2Bekeer u, o Israel! tot den HEERE, uw God, toe; want gij zijt gevallen om uw ongerechtigheid.
2Prenu kun vi vortojn kaj revenu al la Eternulo; diru al Li:Pardonu cxiun pekon kaj akceptu bonon; anstataux bovoj ni alportos ofere niajn lipojn.
3Neem deze woorden met u, en bekeer u tot den HEERE; zeg tot Hem: Neem weg alle ongerechtigheid, en geef het goede, zo zullen wij betalen de varren onzer lippen.
3Asirio ne savos nin; ni ne rajdos sur cxevaloj, ni ne plu nomos nia dio la faritajxon de niaj manoj; nur cxe Vi la orfo trovas kompaton.
4Assur zal ons niet behouden, wij zullen niet rijden op paarden, en tot het werk onzer handen niet meer zeggen: Gij zijt onze God. Immers zal een wees bij U ontfermd worden.
4Mi sanigos ilin de la defalo, Mi volonte ilin amos, cxar pasis Mia kolero koncerne ilin.
5Ik zal hunlieder afkering genezen, Ik zal hen vrijwilliglijk liefhebben; want Mijn toorn is van hem gekeerd.
5Mi estos por Izrael kiel roso; li ekfloros kiel rozo, li profundigos siajn radikojn kiel Lebanon.

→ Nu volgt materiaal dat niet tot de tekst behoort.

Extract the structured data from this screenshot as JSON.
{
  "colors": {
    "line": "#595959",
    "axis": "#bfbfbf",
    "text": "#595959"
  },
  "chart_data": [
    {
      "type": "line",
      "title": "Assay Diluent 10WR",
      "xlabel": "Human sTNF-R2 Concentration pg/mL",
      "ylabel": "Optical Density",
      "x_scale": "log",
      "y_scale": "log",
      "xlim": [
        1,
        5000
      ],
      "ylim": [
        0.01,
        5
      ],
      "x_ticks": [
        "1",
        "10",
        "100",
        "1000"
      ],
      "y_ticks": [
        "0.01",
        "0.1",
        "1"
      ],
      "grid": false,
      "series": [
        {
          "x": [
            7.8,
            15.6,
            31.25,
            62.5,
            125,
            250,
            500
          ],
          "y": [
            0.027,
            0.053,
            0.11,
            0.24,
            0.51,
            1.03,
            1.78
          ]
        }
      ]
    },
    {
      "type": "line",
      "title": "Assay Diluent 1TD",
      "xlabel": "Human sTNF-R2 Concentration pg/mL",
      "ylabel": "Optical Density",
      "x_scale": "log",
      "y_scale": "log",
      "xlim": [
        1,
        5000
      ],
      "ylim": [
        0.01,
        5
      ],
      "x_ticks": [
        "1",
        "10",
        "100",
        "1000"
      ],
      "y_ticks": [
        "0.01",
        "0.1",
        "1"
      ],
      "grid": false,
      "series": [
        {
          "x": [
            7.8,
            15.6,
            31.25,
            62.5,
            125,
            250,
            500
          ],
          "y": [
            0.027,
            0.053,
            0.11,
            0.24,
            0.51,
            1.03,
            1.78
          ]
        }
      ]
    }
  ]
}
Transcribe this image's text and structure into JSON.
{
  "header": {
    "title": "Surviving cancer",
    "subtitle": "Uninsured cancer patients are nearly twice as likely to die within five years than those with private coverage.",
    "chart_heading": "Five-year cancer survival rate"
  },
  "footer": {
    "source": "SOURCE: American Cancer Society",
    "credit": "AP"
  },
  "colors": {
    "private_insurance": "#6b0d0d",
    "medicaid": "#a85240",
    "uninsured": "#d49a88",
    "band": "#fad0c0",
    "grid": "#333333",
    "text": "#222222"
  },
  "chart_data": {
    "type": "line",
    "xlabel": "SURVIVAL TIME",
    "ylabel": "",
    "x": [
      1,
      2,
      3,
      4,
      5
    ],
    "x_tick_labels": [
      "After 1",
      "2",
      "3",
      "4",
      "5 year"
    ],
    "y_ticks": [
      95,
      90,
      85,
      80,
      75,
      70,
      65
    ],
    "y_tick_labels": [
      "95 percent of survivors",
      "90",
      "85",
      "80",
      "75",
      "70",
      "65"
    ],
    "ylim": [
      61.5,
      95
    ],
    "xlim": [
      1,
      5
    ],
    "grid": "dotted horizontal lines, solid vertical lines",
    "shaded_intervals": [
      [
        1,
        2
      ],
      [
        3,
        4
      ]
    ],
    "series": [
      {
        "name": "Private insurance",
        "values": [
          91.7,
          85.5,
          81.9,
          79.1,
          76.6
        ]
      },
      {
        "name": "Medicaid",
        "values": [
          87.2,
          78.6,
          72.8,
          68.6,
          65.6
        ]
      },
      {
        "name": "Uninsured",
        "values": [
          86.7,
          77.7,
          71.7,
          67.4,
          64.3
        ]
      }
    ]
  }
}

6Ik zal Israel zijn als de dauw; hij zal bloeien als de lelie, en hij zal zijn wortelen uitslaan als de Libanon.
6Liaj brancxoj disvastigxos, li estos bela kiel olivarbo, li bonodoros kiel Lebanon.
7Zijn scheuten zullen zich uitspreiden, en zijn heerlijkheid zal zijn als des olijfbooms, en hij zal een reuk hebben als de Libanon.
7Revenos tiuj, kiuj sidis en lia ombro; ili revivigxos kiel greno, ili floros kiel vinberbrancxo; li estos fama, kiel la vino de Lebanon.
8Zij zullen wederkeren, zittende onder zijn schaduw; zij zullen ten leven voortbrengen als koren, en bloeien als de wijnstok; zijn gedachtenis zal zijn als de wijn van Libanon.
8Ho Efraim, per kio interesas Min plue la idoloj? Mi auxskultos lin kaj gvidos lin; Mi estos kiel verda cipreso; cxe Mi oni trovos viajn fruktojn.
9Efraim! wat heb Ik meer met de afgoden te doen? Ik heb hem verhoord, en zal op hem zien; Ik zal hem zijn als een groenende denneboom; uw vrucht is uit Mij gevonden. [ (Hosea 14:10) Wie is wijs? die versta deze dingen; wie is verstandig? die bekenne ze; want des HEEREN wegen zijn recht, en de rechtvaardigen zullen daarin wandelen, maar de overtreders zullen daarin vallen. ]
9Kiu estas sagxa, tiu komprenu cxi tion; kiu estas prudenta, tiu sciu cxi tion; cxar gxustaj estas la vojoj de la Eternulo, virtuloj iras sur ili, kaj malpiuloj falas sur ili.